How to Find a Path

I am completed my degree in mathematics i want to become a software engineer .what should I do now…because, in the middle of my mathematics degree, I have a great passion for coding. but now i am graduated and I don’t where to go , should I get a mca (master in computer science) or get some work experience now?And I have great knowledge of MERN stack it getting job or getting a masters in computer science is better

And I have great knowledge of MERN stack development

If this is true, then surely getting a developer job will be easy. The purpose of getting a degree is to get a job. If you can get a job, you don’t need a degree.

Like most activities, you don’t actually know if you’ll enjoy the work until you actually do it.

I don’t want to sound like a gatekeeper but the reality is that most employers want evidence that you enjoy coding and you’re not just doing the bare minimum to get your foot in the door and then collect a paycheck while offering nothing to their organization.

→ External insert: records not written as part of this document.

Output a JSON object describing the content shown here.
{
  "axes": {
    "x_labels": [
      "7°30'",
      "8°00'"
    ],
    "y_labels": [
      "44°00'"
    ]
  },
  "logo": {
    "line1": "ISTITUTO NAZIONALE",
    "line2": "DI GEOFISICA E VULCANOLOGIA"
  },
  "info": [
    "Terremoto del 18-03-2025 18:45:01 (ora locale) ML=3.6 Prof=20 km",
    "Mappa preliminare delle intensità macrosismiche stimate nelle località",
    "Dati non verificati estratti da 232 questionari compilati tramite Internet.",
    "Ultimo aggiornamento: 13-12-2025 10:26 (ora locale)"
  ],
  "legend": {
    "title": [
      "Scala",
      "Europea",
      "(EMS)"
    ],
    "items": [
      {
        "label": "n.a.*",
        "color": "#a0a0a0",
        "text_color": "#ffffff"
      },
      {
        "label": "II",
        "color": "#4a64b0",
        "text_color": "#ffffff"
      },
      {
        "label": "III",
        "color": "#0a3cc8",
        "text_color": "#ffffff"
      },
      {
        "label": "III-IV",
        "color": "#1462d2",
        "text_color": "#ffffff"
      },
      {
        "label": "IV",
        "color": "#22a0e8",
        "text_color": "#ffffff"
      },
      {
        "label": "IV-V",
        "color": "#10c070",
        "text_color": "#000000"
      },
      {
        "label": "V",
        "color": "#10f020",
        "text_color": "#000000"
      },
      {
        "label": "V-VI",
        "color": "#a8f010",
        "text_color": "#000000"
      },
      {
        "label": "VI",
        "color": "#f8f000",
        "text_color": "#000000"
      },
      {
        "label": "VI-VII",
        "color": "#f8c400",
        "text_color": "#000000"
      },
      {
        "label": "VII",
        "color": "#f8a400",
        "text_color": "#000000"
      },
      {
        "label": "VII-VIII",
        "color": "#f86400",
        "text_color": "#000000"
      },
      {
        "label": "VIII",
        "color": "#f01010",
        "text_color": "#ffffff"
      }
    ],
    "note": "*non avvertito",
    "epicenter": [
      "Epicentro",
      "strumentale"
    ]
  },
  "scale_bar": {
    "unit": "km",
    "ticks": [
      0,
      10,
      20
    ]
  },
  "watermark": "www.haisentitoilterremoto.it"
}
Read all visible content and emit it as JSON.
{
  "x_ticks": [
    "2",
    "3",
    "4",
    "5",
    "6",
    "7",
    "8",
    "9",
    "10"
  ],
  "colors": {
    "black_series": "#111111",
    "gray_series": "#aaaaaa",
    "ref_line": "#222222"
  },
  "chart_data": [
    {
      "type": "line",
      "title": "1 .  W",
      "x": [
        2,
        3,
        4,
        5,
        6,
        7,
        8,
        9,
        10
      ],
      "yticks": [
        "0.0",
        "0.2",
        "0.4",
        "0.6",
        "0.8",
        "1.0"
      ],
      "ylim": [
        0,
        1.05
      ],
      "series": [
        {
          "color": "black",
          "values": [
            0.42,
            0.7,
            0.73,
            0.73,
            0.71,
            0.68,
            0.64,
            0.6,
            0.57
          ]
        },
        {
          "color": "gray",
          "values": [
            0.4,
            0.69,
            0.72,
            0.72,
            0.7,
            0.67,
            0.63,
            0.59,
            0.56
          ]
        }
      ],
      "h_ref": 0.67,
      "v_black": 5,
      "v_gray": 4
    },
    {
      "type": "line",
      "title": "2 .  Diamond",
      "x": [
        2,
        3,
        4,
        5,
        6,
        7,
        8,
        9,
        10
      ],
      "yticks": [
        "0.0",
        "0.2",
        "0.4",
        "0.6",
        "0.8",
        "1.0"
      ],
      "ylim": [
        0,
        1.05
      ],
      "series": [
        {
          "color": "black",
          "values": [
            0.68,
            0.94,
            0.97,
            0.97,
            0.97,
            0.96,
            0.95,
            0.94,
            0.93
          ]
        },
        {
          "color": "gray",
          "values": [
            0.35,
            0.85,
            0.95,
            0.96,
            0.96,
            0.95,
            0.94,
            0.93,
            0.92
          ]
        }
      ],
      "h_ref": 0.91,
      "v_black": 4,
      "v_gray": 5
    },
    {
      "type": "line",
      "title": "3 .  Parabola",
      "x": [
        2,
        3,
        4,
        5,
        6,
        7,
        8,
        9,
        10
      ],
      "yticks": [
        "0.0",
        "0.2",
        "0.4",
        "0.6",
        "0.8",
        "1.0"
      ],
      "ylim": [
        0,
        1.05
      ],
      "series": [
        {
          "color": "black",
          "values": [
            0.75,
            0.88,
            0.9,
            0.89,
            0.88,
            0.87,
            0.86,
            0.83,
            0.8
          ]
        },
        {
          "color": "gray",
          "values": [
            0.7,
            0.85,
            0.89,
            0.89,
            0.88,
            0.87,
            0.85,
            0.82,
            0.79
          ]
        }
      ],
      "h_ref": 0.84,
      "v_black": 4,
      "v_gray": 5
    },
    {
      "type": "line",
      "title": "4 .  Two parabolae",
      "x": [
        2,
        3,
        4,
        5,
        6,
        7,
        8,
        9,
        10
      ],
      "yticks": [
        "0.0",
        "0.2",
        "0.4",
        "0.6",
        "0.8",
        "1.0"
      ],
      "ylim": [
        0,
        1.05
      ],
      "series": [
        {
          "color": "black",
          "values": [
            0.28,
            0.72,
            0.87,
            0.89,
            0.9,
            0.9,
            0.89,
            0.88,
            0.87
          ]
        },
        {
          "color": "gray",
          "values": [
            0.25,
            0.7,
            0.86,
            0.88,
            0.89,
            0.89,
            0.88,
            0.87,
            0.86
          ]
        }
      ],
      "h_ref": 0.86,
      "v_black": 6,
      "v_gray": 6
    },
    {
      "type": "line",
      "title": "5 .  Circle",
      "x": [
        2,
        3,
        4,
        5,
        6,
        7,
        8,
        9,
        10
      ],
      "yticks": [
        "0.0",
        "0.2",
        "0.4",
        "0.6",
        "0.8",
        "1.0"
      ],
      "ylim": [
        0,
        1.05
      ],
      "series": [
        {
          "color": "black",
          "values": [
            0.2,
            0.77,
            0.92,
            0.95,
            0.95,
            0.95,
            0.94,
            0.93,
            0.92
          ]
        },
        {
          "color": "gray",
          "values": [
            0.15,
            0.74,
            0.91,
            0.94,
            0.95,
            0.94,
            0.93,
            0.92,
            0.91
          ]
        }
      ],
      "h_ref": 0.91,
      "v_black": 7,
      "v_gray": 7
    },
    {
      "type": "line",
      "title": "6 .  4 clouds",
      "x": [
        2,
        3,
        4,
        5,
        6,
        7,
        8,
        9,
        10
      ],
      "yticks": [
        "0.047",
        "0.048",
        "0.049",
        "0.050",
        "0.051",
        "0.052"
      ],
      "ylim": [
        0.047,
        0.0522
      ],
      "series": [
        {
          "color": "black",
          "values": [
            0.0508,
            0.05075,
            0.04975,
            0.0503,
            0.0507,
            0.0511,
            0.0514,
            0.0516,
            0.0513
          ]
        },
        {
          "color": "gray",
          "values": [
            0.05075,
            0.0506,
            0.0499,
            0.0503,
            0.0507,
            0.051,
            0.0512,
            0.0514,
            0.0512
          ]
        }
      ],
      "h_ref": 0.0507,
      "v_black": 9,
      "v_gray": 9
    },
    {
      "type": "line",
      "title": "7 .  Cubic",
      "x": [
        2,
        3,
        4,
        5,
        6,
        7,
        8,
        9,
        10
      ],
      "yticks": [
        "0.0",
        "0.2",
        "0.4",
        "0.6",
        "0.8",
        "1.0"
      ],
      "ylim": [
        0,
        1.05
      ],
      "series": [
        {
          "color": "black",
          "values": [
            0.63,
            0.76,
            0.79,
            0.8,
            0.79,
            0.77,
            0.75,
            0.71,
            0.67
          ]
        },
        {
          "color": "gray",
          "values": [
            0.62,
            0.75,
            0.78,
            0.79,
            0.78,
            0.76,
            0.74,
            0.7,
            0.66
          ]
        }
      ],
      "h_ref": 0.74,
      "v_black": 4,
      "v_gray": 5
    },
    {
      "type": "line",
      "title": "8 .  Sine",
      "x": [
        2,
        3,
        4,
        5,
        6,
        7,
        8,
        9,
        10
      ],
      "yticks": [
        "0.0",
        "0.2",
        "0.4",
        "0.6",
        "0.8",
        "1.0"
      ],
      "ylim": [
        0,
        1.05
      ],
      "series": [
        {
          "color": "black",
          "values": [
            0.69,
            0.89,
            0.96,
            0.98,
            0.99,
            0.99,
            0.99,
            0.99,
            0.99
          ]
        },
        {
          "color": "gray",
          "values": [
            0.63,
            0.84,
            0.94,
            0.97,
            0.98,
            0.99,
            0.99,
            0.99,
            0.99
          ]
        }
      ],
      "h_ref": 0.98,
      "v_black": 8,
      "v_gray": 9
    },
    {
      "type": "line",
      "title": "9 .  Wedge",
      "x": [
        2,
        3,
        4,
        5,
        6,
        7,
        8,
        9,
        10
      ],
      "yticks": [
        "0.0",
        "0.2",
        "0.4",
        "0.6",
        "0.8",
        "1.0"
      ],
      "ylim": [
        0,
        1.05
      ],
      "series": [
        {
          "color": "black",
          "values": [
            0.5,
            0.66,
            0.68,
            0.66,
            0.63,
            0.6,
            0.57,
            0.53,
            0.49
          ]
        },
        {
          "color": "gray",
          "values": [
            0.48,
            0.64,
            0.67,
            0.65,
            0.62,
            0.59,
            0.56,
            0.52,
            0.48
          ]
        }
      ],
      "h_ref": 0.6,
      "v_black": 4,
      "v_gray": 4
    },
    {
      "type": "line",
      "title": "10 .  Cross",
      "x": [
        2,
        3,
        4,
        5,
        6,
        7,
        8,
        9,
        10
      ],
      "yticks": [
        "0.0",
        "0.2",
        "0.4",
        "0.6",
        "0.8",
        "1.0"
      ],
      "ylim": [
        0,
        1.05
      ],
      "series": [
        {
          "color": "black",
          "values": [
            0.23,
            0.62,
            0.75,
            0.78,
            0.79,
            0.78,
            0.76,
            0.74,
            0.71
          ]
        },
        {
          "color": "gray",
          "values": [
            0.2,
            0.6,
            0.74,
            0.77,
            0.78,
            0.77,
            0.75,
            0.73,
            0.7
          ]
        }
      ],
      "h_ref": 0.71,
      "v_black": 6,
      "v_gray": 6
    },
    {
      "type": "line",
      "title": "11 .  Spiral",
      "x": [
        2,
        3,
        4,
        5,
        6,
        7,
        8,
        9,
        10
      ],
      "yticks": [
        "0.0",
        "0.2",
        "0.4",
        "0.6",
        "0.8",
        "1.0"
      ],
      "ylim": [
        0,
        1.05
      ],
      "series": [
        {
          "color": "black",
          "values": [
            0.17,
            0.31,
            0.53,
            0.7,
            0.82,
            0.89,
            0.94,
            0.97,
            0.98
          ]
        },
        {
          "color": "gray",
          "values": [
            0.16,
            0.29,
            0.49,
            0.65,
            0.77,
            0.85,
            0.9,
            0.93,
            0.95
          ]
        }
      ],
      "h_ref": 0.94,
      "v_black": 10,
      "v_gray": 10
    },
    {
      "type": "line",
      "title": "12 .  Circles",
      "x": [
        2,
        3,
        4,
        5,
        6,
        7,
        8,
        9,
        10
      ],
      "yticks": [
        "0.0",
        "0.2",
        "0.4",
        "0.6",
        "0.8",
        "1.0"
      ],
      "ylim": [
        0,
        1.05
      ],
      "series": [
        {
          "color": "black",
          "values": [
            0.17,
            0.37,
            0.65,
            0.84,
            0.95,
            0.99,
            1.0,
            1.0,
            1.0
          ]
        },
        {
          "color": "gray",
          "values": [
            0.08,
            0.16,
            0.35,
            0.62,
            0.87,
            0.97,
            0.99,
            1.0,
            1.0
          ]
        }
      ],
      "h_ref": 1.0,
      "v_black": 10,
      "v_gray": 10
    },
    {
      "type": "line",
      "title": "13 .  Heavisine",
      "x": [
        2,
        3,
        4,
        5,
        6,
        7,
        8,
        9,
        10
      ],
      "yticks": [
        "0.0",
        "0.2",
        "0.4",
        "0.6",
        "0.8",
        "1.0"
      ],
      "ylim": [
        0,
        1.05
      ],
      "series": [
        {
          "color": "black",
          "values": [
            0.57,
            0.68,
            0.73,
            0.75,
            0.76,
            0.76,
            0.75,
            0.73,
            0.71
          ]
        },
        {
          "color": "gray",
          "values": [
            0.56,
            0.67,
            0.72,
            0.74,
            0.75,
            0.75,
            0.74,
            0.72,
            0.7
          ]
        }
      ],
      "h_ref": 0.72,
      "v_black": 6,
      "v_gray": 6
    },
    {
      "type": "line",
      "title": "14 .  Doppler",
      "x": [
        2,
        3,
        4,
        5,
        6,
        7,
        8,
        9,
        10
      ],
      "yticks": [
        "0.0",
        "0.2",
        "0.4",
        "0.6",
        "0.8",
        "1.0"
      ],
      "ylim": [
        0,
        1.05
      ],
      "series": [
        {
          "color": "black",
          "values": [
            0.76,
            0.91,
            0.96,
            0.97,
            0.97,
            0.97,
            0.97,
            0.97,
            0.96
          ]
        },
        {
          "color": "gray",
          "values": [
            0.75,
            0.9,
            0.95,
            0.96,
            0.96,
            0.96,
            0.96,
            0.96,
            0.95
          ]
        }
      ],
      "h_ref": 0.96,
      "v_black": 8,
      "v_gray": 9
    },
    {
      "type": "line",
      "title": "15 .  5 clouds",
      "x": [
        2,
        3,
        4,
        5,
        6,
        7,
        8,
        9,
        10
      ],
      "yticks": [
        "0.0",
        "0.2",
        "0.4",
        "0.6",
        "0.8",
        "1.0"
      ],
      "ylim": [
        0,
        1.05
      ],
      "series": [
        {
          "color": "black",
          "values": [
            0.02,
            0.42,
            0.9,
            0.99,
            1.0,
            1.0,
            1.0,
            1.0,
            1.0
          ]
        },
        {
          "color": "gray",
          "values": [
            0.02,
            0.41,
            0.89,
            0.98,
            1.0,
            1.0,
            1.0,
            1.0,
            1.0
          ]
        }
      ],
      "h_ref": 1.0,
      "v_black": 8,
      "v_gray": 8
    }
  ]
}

First, figure out if you actually have a passion for it or if it’s coding is just a one-time high. Build some simple projects and see how far you get. Can you do it as a hobby for 6 months straight? Are you willing to toil over tasks that are not so interesting (e.g., refactoring code)? Are you willing to work on code that’s not yours?

Once you prove to yourself that this is what you want to do and that you have the stamina and interest to persevere, work on a portfolio! Everyone I’ve ever spoken to who got in did so with 1-3 portfolio projects. And try your best to build portfolio apps that might be relevant to your prospective employer – these should be polished and topical (if you want to do web dev for a retail company, build a website that allows customers to buy cars). Then work on your interviewing skills (soft skills, technical skills).

This isn’t necessarily true.

Companies care if you can do the work. Having passion for said work is almost like a secondary indicator. Few companies care what you do after hours, as long as what you do during hours is what they expect.

There is a misconception that you must have a passion for development to be a developer. I disagree, but generalize what you do need, you must have a valid source of motivation that stays relevant. It could be just getting paid, but to get paid you need to do the work, as long as you can prove you can do the work you’ll be fine.

I’d apply and get real-world experience first. If you do have MERN stack development experience, up to part with what companies are looking for you could be job ready now. If you don’t have the necessary experience being looked for, you could go back to school to get more for an MS in CS, but this also doesn’t guarantee your job ready.

Depending on the school curriculum, there could be a large gap between what employers are looking for and what you learn in school. There is no rule just because you went to school you are 100% job ready, you will know more things and have the degree to prove it, but you’ll always be learning.

I usually suggest “going backwards” and start with the job requirements first, and work backwards to where you are right now in terms of your skills.

Good luck, keep learning, keep growing, keep building :+1:


I offer my employer my professional services. They offer me money. Its a fair trade. Coding is a job, like any other. I like parts of my job and dislike other parts.